There is a 200 ft gap in the causeway that allows boat traffic to cross. A donation-based ferry operates in the summer months carrying trail users over the gap.

==History==
Passenger service on the Rutland's Island Line (and on the entire Rutland Railroad system) ended after a strike by employees in late June 1953. A second set of strikes, in 1960 and 1961, brought about the complete closure of the Rutland Railroad. The final trains ran on September 25, 1961. In 1963, the state of Vermont purchased the abandoned, but not torn-up, Rutland Railroad lines from Burlington to Rutland, North Bennington, Hoosick Junction, and Bellows Falls, leasing them to the Vermont Railway and the Green Mountain Railroad to resume freight service, but the state chose not to acquire and reopen the Island Line.

There was little on-line traffic left on that portion of the route, and freight for Canada could be routed from Burlington north to Montreal over the somewhat-longer Central Vermont Railway through St. Albans, Vermont. After several years of inactivity, restoring service on the Island Line would have required extensive rebuilding, and renovations of the three swing bridges on the line over various bays of Lake Champlain. Ultimately, all of the swing bridges on the route were removed, but the roadbed on the causeway across the lake survived, as it was heavily built with much use of granite and marble tailings. The alignment along the shores of Lake Champlain from Burlington Union Station north to the causeway was converted to form the Burlington Bike Path, and later took the Island Line name when the causeway was reopened, with a seasonal bike-ferry replacing the swing bridge in the northern portion of the causeway alignment. Due to a 200 ft gap in the causeway, the organization Local Motion operates the Island Line Bike Ferry to shuttle cyclists across the gap.
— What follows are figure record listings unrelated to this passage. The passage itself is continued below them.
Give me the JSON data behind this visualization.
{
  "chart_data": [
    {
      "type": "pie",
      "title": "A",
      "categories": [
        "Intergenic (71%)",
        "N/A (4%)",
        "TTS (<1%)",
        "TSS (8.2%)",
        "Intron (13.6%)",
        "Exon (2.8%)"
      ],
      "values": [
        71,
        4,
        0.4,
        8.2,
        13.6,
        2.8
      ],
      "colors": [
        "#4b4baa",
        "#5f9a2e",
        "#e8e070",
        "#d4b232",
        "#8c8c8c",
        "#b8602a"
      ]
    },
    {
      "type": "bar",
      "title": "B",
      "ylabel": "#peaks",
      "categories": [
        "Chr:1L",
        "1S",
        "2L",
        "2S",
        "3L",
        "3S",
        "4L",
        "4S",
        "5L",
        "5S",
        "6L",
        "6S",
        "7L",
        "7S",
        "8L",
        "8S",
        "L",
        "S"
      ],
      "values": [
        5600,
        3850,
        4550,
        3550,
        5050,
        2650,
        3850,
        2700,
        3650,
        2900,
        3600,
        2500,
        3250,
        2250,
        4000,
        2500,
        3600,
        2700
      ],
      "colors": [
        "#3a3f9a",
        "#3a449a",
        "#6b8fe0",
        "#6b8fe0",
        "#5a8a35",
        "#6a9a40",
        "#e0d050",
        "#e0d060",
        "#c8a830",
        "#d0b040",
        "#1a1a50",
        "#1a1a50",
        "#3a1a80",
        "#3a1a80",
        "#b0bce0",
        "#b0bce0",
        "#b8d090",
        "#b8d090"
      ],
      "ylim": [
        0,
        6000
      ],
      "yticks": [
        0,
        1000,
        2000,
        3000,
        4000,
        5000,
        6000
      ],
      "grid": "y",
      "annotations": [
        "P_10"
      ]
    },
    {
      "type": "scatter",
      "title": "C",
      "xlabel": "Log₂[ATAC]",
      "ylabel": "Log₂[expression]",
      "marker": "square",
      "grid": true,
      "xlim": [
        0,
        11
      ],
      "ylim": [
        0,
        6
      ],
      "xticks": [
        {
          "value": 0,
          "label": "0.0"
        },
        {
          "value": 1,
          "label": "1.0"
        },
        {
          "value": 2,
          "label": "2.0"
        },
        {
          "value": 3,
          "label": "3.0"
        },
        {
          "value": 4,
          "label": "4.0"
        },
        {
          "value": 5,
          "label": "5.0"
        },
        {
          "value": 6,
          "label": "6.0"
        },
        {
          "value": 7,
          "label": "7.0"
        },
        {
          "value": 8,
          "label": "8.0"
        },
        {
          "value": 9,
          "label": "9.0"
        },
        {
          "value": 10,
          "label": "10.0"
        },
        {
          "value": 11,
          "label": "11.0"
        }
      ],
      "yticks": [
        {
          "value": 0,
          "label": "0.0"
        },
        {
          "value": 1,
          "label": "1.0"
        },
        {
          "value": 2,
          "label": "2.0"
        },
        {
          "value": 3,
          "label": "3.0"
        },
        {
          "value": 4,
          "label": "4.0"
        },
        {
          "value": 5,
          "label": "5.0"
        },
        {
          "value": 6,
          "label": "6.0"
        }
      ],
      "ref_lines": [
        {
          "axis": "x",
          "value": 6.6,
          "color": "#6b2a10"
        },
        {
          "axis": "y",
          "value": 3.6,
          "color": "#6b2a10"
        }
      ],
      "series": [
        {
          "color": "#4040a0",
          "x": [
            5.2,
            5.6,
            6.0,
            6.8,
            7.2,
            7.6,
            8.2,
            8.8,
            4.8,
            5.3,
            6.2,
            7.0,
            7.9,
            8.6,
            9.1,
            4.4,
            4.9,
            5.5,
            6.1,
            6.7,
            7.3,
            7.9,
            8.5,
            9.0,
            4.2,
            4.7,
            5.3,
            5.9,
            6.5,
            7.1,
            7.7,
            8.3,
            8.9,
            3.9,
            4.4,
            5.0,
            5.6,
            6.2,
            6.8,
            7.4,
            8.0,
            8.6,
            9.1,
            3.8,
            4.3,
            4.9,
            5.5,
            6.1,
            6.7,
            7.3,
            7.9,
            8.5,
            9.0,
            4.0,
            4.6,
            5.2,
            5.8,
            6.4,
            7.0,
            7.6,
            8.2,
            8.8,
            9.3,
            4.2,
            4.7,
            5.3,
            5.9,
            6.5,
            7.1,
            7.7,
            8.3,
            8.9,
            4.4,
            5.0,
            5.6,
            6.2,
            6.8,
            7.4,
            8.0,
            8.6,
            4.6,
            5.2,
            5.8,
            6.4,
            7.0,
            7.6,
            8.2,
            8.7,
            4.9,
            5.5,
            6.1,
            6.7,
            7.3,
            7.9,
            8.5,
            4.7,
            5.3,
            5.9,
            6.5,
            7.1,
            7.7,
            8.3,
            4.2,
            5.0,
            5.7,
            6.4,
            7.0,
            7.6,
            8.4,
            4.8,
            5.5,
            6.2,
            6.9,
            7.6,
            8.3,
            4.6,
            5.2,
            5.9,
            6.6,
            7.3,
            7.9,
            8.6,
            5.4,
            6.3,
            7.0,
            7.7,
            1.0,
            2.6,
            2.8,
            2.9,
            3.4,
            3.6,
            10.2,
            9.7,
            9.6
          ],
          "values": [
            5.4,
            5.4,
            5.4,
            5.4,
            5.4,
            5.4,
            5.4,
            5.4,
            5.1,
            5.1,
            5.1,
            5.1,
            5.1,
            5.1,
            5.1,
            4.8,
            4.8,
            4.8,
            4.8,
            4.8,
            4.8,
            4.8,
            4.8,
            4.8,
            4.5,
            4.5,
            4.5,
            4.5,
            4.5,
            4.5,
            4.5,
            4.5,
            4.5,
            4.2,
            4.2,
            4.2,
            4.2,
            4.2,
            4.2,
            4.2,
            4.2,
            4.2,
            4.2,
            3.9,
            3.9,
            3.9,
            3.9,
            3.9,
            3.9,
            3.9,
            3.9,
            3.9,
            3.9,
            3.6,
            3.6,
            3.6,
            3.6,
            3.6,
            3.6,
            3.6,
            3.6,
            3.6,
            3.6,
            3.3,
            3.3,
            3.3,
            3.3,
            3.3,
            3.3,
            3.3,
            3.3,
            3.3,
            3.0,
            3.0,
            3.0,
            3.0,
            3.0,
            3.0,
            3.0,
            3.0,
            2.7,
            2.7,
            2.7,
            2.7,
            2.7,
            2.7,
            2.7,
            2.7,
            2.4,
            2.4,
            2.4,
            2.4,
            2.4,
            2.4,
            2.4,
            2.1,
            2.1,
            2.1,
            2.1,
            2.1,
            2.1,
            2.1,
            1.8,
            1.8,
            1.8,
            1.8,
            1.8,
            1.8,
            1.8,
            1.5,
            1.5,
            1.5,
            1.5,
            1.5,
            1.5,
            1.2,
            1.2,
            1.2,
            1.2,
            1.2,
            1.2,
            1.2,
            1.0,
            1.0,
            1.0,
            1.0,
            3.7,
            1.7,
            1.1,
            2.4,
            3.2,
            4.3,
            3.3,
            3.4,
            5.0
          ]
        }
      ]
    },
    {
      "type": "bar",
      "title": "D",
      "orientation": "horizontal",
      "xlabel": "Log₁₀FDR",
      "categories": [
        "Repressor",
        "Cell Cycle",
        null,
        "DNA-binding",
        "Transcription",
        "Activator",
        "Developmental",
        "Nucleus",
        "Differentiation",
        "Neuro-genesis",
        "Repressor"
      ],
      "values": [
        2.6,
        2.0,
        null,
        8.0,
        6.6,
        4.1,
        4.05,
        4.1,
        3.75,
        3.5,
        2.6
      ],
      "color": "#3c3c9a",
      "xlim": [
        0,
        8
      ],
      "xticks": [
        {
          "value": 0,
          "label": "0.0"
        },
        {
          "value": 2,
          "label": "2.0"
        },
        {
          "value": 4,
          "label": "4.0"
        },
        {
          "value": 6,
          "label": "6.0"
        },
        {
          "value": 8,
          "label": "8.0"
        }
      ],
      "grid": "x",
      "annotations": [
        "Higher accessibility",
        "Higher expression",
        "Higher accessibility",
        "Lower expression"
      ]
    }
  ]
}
In the United States, railbanking was established in 1983 as an amendment to Section 8(d) of the National Trails System Act, also known as the Rails-to-Trails Act. What became the Island Line Trail was created as only the 2nd railbanking agreement in the country, in January 1987. This began a property ownership dispute, and in 1990, the United States Supreme Court upheld the constitutionality of railbanking in Preseault v. Interstate Commerce Commission. This success at the Supreme Court greatly expanded the use of railbanking in the United States, with four dozen more in 1991, about one hundred more in 1992, and four score more in 1993.

===Recent developments===
In May 2019, the Island Line Trail was damaged by a period of 70 mile-per-hour winds and 7-foot waves. The trail subsequently received nearly $2 million in upgrades and repairs between September 2019 and May 2020, during which time the trail was closed to public use.

A helicopter crashed into the causeway on July 30, 2021, closing the trail for three hours. The lone pilot escaped the wreckage and was taken to UVM Medical Center with minor to moderate injuries.